Unread postby sch_peakoiler » Mon 09 Oct 2006, 14:52:58

pstarr,

it is a very interesting question about the EROI of Uranium mining. Stormsmith report (this is a "codename" for that Van Whatever - sorry cannot memorize the spelling of the name - report) - says that Ores of certain grade have EROI less than 1. Certain grade in this case means under 0.05%, which is about the lowest mark of the grade we mine today. So in Stormsmith's opinion - what we have now explored - are the last tons of uranium we can mine EROI positive.

I am very interested in this subject, because this is the area where opinions of proponents differ from the opinions of the opponents in tens(sic!!!!!) orders of magnitude (sic!!!!!!). Compared to this, other discussions have a 100% consent and agreement!!!!
Opponents say - 40 years supply, current consumption.
Proponents say - billions of years of supply, current consumption.

This means, something is fishy:)

I analyzed Stormsmith's report myself, apart from reading the official rebuttals, and their answer, AND the rebuttal of the answer.

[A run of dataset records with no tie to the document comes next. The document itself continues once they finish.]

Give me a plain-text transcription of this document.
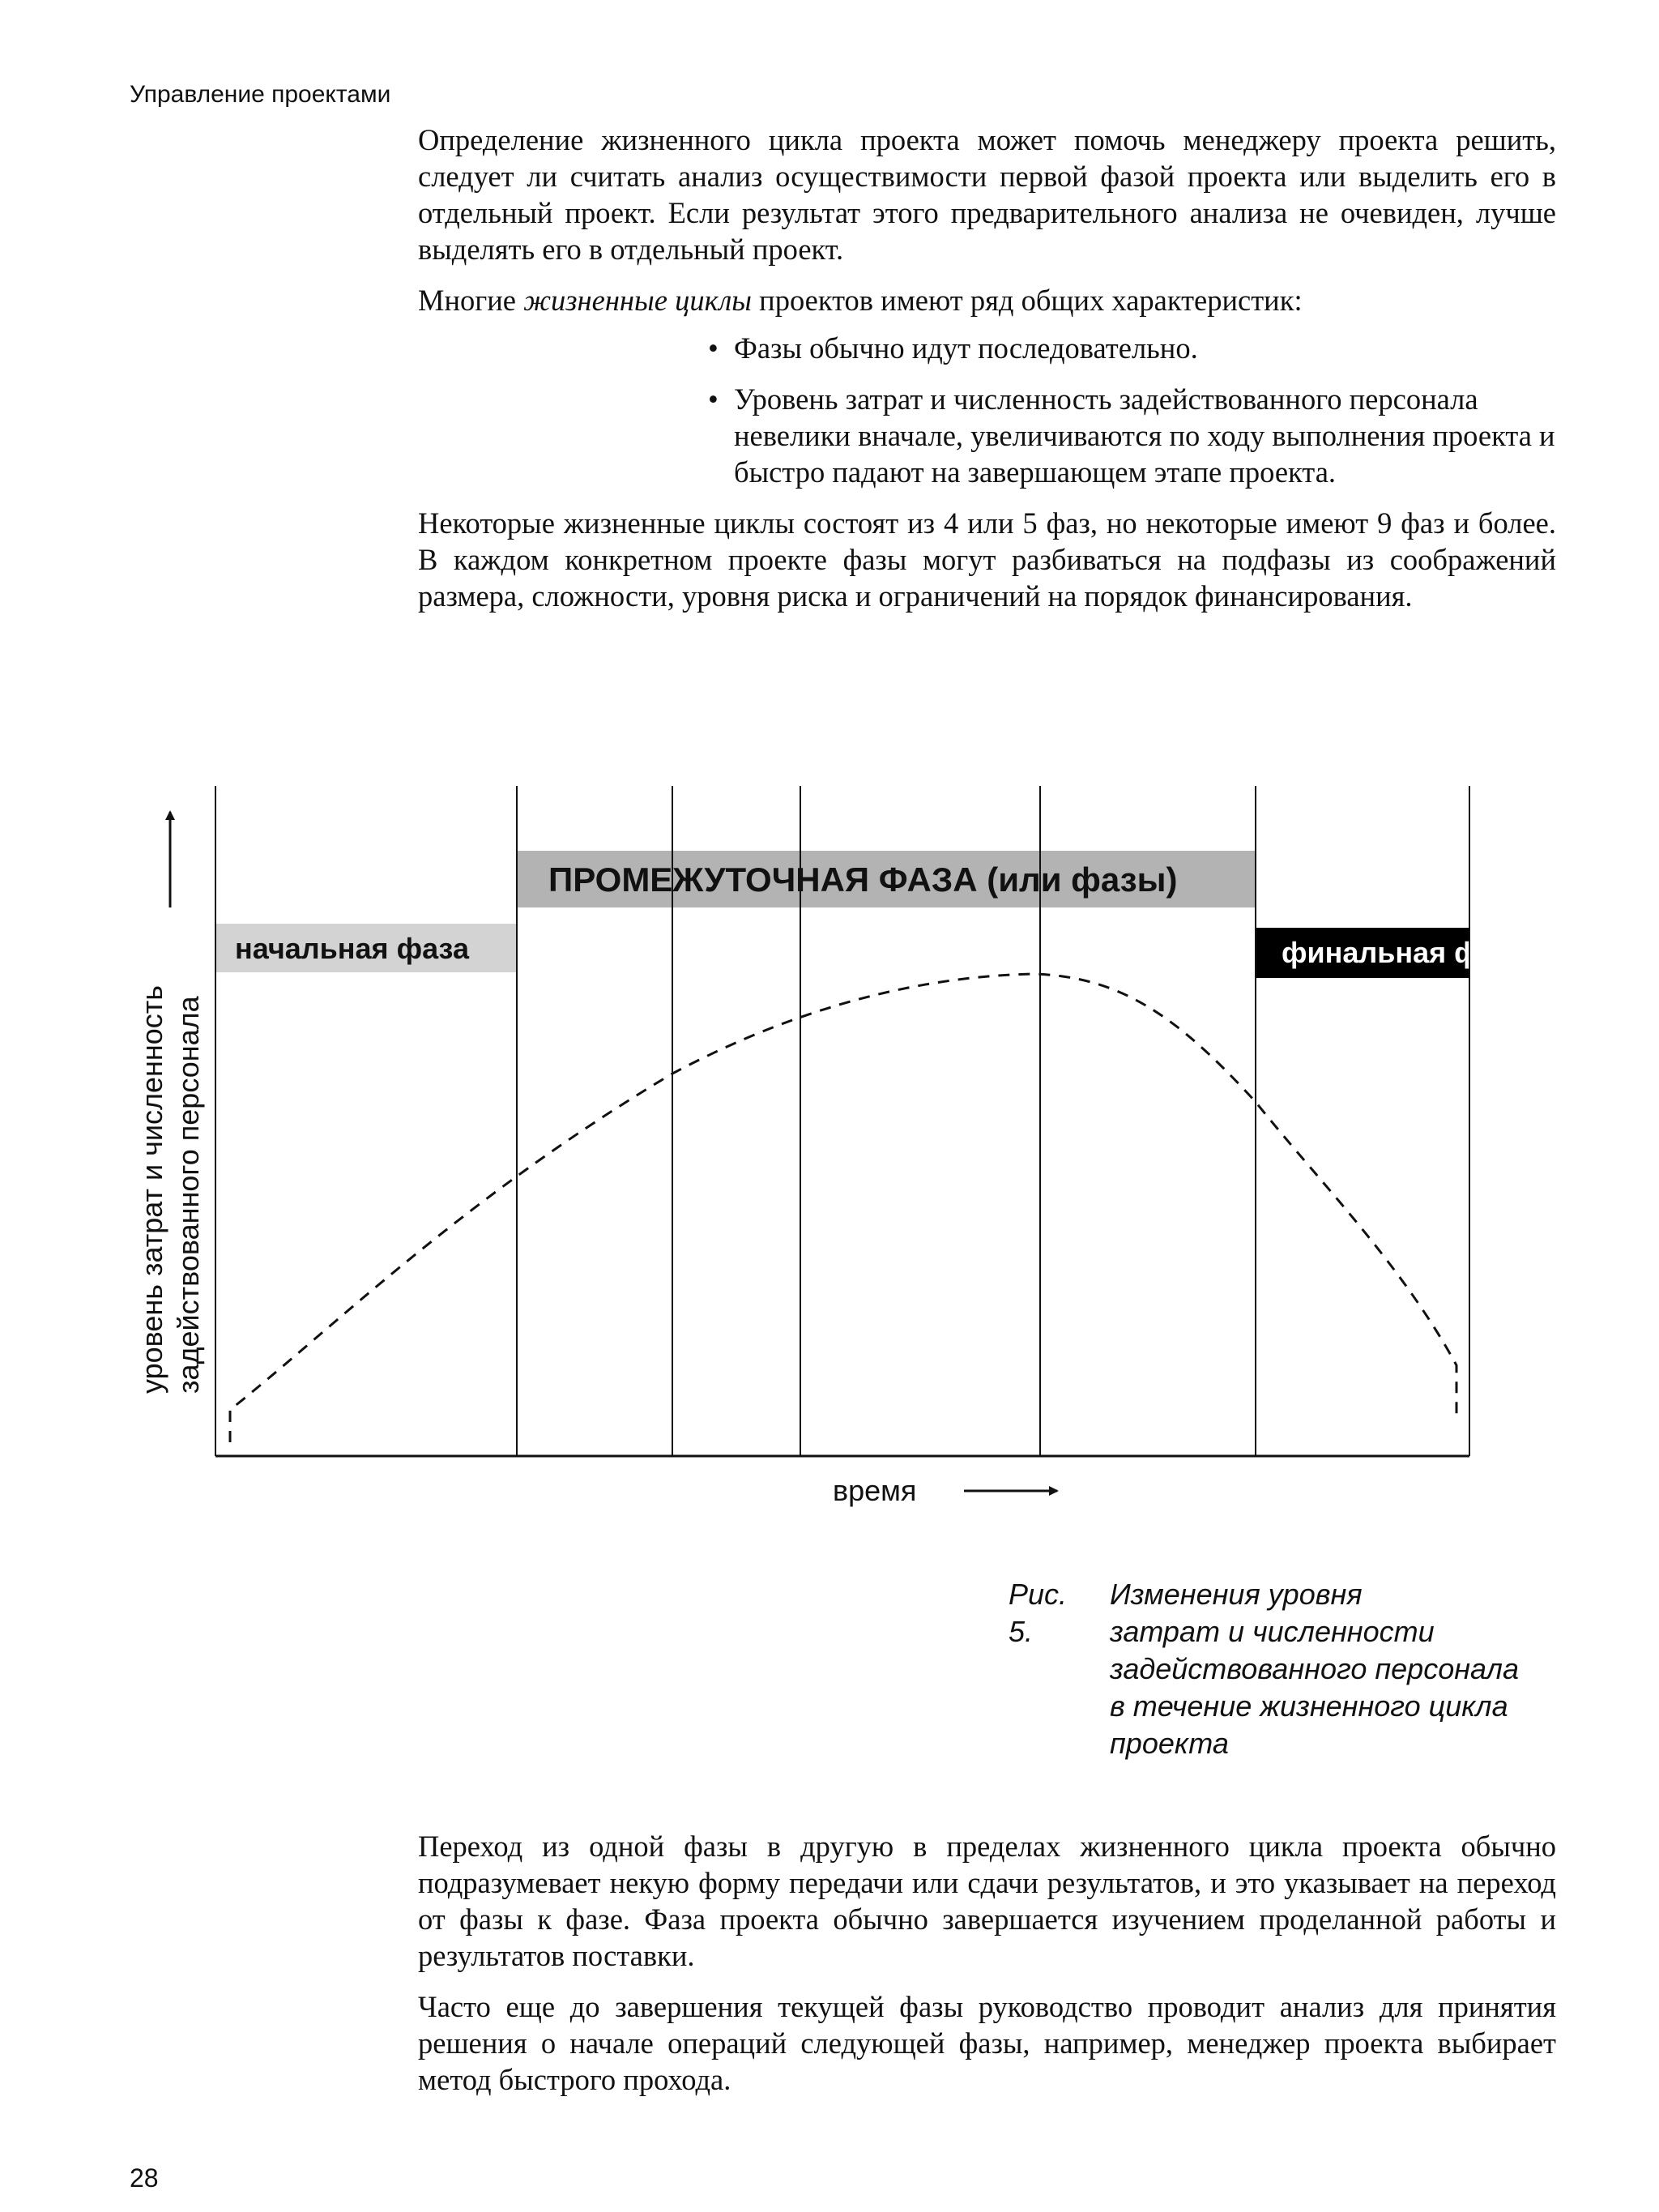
Управление проектами

Определение жизненного цикла проекта может помочь менеджеру проекта решить, следует ли считать анализ осуществимости первой фазой проекта или выделить его в отдельный проект. Если результат этого предварительного анализа не очевиден, лучше выделять его в отдельный проект.

Многие жизненные циклы проектов имеют ряд общих характеристик:

• Фазы обычно идут последовательно.
• Уровень затрат и численность задействованного персонала невелики вначале, увеличиваются по ходу выполнения проекта и быстро падают на завершающем этапе проекта.

Некоторые жизненные циклы состоят из 4 или 5 фаз, но некоторые имеют 9 фаз и более. В каждом конкретном проекте фазы могут разбиваться на подфазы из соображений размера, сложности, уровня риска и ограничений на порядок финансирования.

начальная фаза
ПРОМЕЖУТОЧНАЯ ФАЗА (или фазы)
финальная фаза
уровень затрат и численность задействованного персонала
время
Рис. 5.
Изменения уровня
затрат и численности
задействованного персонала
в течение жизненного цикла
проекта

Переход из одной фазы в другую в пределах жизненного цикла проекта обычно подразумевает некую форму передачи или сдачи результатов, и это указывает на переход от фазы к фазе. Фаза проекта обычно завершается изучением проделанной работы и результатов поставки.

Часто еще до завершения текущей фазы руководство проводит анализ для принятия решения о начале операций следующей фазы, например, менеджер проекта выбирает метод быстрого прохода.

28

I came to a conclusion that the whole report is built on a specific yield to ore grade function, which was extrapolated from theory. There were no practical data at the moment of writing the report for low quality ores. So Stormsmith report forecasts the yield to behave in a specific way, and thus gets its results.
Should the yield to grade function be proven wrong, the whole report will be proven wrong, disregarding the energy input they estimate for mining and milling.

Their formula looks roughly like this. E is energy consumption

E = Emine/yield(grade) + Emill + Eenrich;

It simple maths than shows us that the last two components are constant and do not play a substantial role. Yield (grade) is, on the other hand, important.

Practical data, obtained after the report was published, showed that this estimated yield (grade) function made a wrong prediction for a Namibia Rossing mine. So far it was the only example, as not so many mines have been explored with a rather low ore quality.

So far, Stormsmith was only wrong. As we see more mines coming online we will see of course more evidence for either part, so just we wait:):)

pstarr,
What is your opinion about the possible EROI of uranium?